Now I've got more work than I can handle. The thing that worries me is if it dies off again.
(, Wed 29 Feb 2012, 22:33, Reply)
Well you pay yourself a sensible amount, not what you earn
So you've got a reserve to fall back on, should you have a quiet month.
(, Wed 29 Feb 2012, 22:35, Reply)
I made £175 in November
I'm not doing this to make a killing, I'm doing this for an independent life.

At the moment it's bouncing between extremes.
(, Wed 29 Feb 2012, 22:37, Reply)
As long as it isn't bouncing cheques!

(, Wed 29 Feb 2012, 22:38, Reply)
There are certain big name agents out there
With a marked reluctance to pay. I invoice at the end of the month although I've not had chance to do so today.

Red bills will be going out on Friday.
(, Wed 29 Feb 2012, 22:41, Reply)
The reluctant payers probably think you need them than they need you.

(, Wed 29 Feb 2012, 22:42, Reply)
They're right
Although the biggest culprit is a huge name in this area who have to call me on a regular basis because their regular provider lets them down.
(, Wed 29 Feb 2012, 22:45, Reply)
Well it sounds like your 'drop everything' approach is the right thing to do.

(, Wed 29 Feb 2012, 22:48, Reply)
It makes a lot more work for me
But I'm getting a reputation for reliability now, and I know that a lot of my regular clients are passing that on.

To put what I've done today in West Country context, I've finished a job in - say - Frome, then gone straight to Gloucester for another.
(, Wed 29 Feb 2012, 22:54, Reply)
How many pints did you have on the way?
Which is a proper west country enquiry.
(, Wed 29 Feb 2012, 22:56, Reply)
I stopped at my house for an apple and a bag of crisps.
And a big sedge.

Nil pints.
(, Wed 29 Feb 2012, 22:59, Reply)
If the apple came in a pint glass, you get points.

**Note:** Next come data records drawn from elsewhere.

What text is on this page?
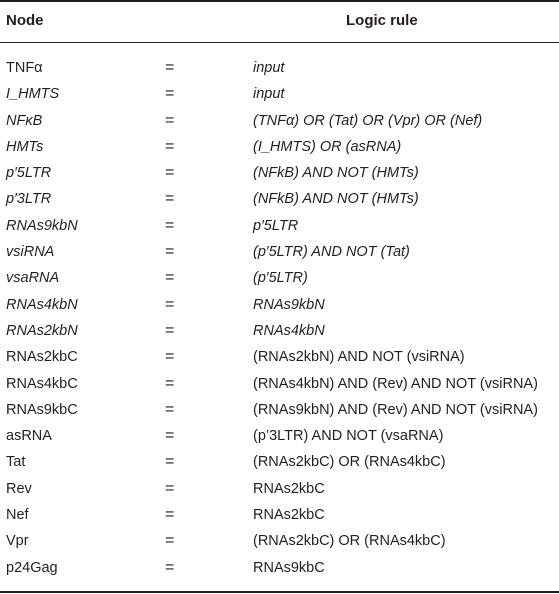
Node	Logic rule
TNFα	=	input
I_HMTS	=	input
NFκB	=	(TNFα) OR (Tat) OR (Vpr) OR (Nef)
HMTs	=	(I_HMTS) OR (asRNA)
p′5LTR	=	(NFkB) AND NOT (HMTs)
p′3LTR	=	(NFkB) AND NOT (HMTs)
RNAs9kbN	=	p′5LTR
vsiRNA	=	(p′5LTR) AND NOT (Tat)
vsaRNA	=	(p′5LTR)
RNAs4kbN	=	RNAs9kbN
RNAs2kbN	=	RNAs4kbN
RNAs2kbC	=	(RNAs2kbN) AND NOT (vsiRNA)
RNAs4kbC	=	(RNAs4kbN) AND (Rev) AND NOT (vsiRNA)
RNAs9kbC	=	(RNAs9kbN) AND (Rev) AND NOT (vsiRNA)
asRNA	=	(p’3LTR) AND NOT (vsaRNA)
Tat	=	(RNAs2kbC) OR (RNAs4kbC)
Rev	=	RNAs2kbC
Nef	=	RNAs2kbC
Vpr	=	(RNAs2kbC) OR (RNAs4kbC)
p24Gag	=	RNAs9kbC
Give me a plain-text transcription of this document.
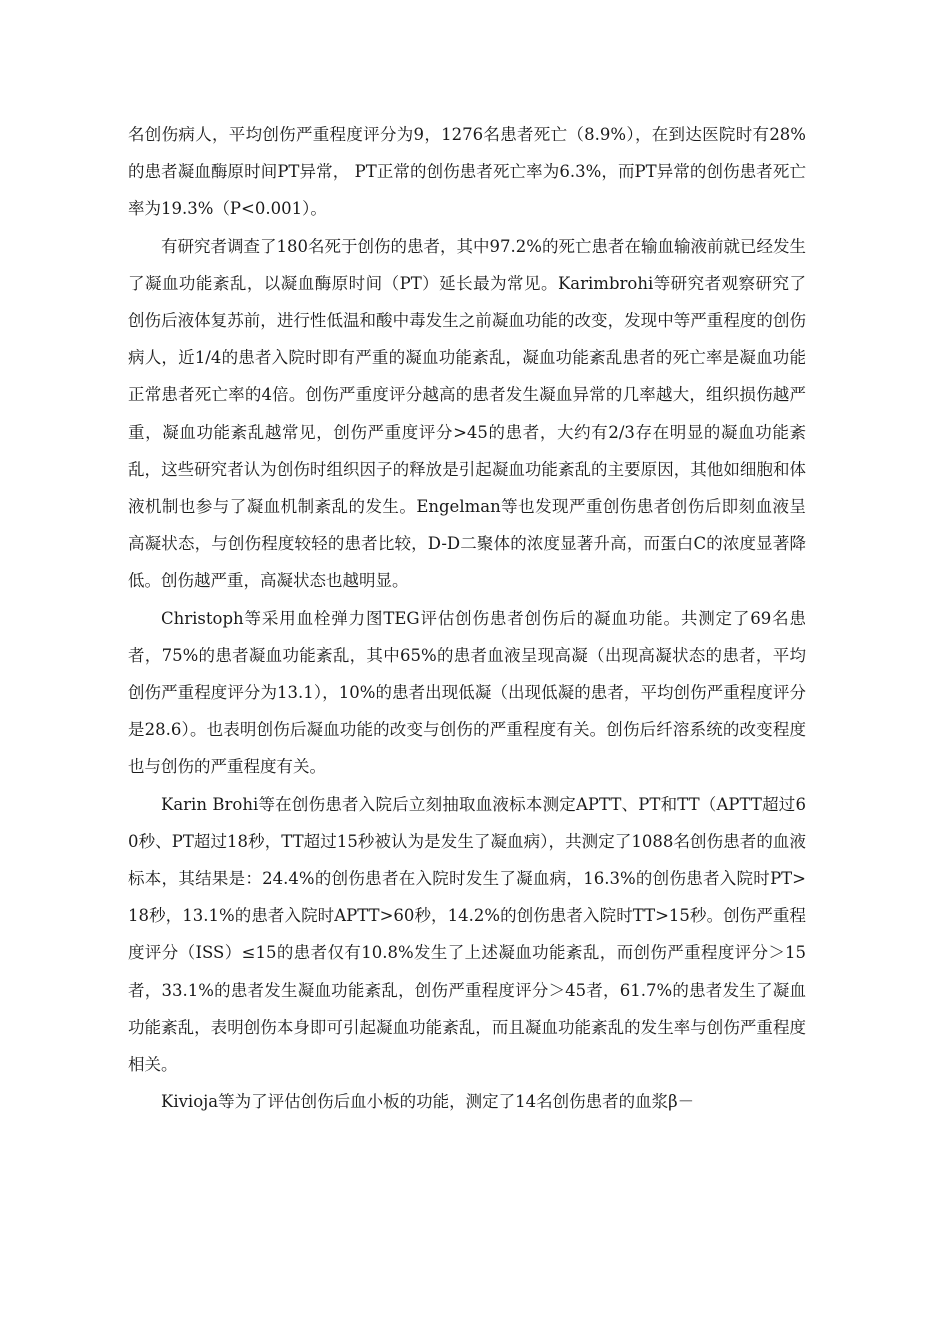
名创伤病人，平均创伤严重程度评分为9，1276名患者死亡（8.9%），在到达医院时有28%的患者凝血酶原时间PT异常， PT正常的创伤患者死亡率为6.3%，而PT异常的创伤患者死亡率为19.3%（P<0.001）。

有研究者调查了180名死于创伤的患者，其中97.2%的死亡患者在输血输液前就已经发生了凝血功能紊乱，以凝血酶原时间（PT）延长最为常见。Karimbrohi等研究者观察研究了创伤后液体复苏前，进行性低温和酸中毒发生之前凝血功能的改变，发现中等严重程度的创伤病人，近1/4的患者入院时即有严重的凝血功能紊乱，凝血功能紊乱患者的死亡率是凝血功能正常患者死亡率的4倍。创伤严重度评分越高的患者发生凝血异常的几率越大，组织损伤越严重，凝血功能紊乱越常见，创伤严重度评分>45的患者，大约有2/3存在明显的凝血功能紊乱，这些研究者认为创伤时组织因子的释放是引起凝血功能紊乱的主要原因，其他如细胞和体液机制也参与了凝血机制紊乱的发生。Engelman等也发现严重创伤患者创伤后即刻血液呈高凝状态，与创伤程度较轻的患者比较，D-D二聚体的浓度显著升高，而蛋白C的浓度显著降低。创伤越严重，高凝状态也越明显。

Christoph等采用血栓弹力图TEG评估创伤患者创伤后的凝血功能。共测定了69名患者，75%的患者凝血功能紊乱，其中65%的患者血液呈现高凝（出现高凝状态的患者，平均创伤严重程度评分为13.1），10%的患者出现低凝（出现低凝的患者，平均创伤严重程度评分是28.6）。也表明创伤后凝血功能的改变与创伤的严重程度有关。创伤后纤溶系统的改变程度也与创伤的严重程度有关。

Karin Brohi等在创伤患者入院后立刻抽取血液标本测定APTT、PT和TT（APTT超过60秒、PT超过18秒，TT超过15秒被认为是发生了凝血病），共测定了1088名创伤患者的血液标本，其结果是：24.4%的创伤患者在入院时发生了凝血病，16.3%的创伤患者入院时PT>18秒，13.1%的患者入院时APTT>60秒，14.2%的创伤患者入院时TT>15秒。创伤严重程度评分（ISS）≤15的患者仅有10.8%发生了上述凝血功能紊乱，而创伤严重程度评分＞15者，33.1%的患者发生凝血功能紊乱，创伤严重程度评分＞45者，61.7%的患者发生了凝血功能紊乱，表明创伤本身即可引起凝血功能紊乱，而且凝血功能紊乱的发生率与创伤严重程度相关。

Kivioja等为了评估创伤后血小板的功能，测定了14名创伤患者的血浆β－
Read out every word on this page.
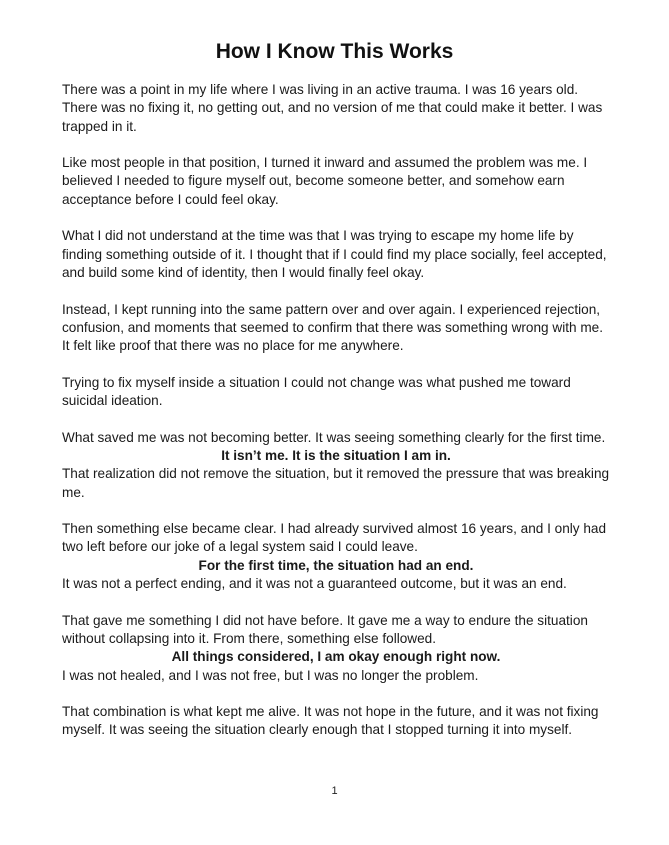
How I Know This Works

There was a point in my life where I was living in an active trauma. I was 16 years old. There was no fixing it, no getting out, and no version of me that could make it better. I was trapped in it.

Like most people in that position, I turned it inward and assumed the problem was me. I believed I needed to figure myself out, become someone better, and somehow earn acceptance before I could feel okay.

What I did not understand at the time was that I was trying to escape my home life by finding something outside of it. I thought that if I could find my place socially, feel accepted, and build some kind of identity, then I would finally feel okay.

Instead, I kept running into the same pattern over and over again. I experienced rejection, confusion, and moments that seemed to confirm that there was something wrong with me. It felt like proof that there was no place for me anywhere.

Trying to fix myself inside a situation I could not change was what pushed me toward suicidal ideation.

What saved me was not becoming better. It was seeing something clearly for the first time.

It isn’t me. It is the situation I am in.

That realization did not remove the situation, but it removed the pressure that was breaking me.

Then something else became clear. I had already survived almost 16 years, and I only had two left before our joke of a legal system said I could leave.

For the first time, the situation had an end.

It was not a perfect ending, and it was not a guaranteed outcome, but it was an end.

That gave me something I did not have before. It gave me a way to endure the situation without collapsing into it. From there, something else followed.

All things considered, I am okay enough right now.

I was not healed, and I was not free, but I was no longer the problem.

That combination is what kept me alive. It was not hope in the future, and it was not fixing myself. It was seeing the situation clearly enough that I stopped turning it into myself.

1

(, Wed 29 Feb 2012, 23:01, Reply)
A nice round green one
Bedtime - out to the Dales for 09.30 tomorrow.
(, Wed 29 Feb 2012, 23:04, Reply)
Emerdale?

(, Wed 29 Feb 2012, 23:07, Reply)
I wish
Emmerdale is filmed about 20 mins drive from my house.

Stainforth. Look it up.

Night.
(, Wed 29 Feb 2012, 23:15, Reply)
Will you be watching Make Bradford British tomorrow?

(, Wed 29 Feb 2012, 23:17, Reply)
So why did you say yes?

(, Wed 29 Feb 2012, 22:26, Reply)
Potentially lucrative new client, today
I suppose you might call it a loss leader. I covered their arses on a very short notice emergency job with my "never say no" approach.

It may lead to more and I shouldn't sulk.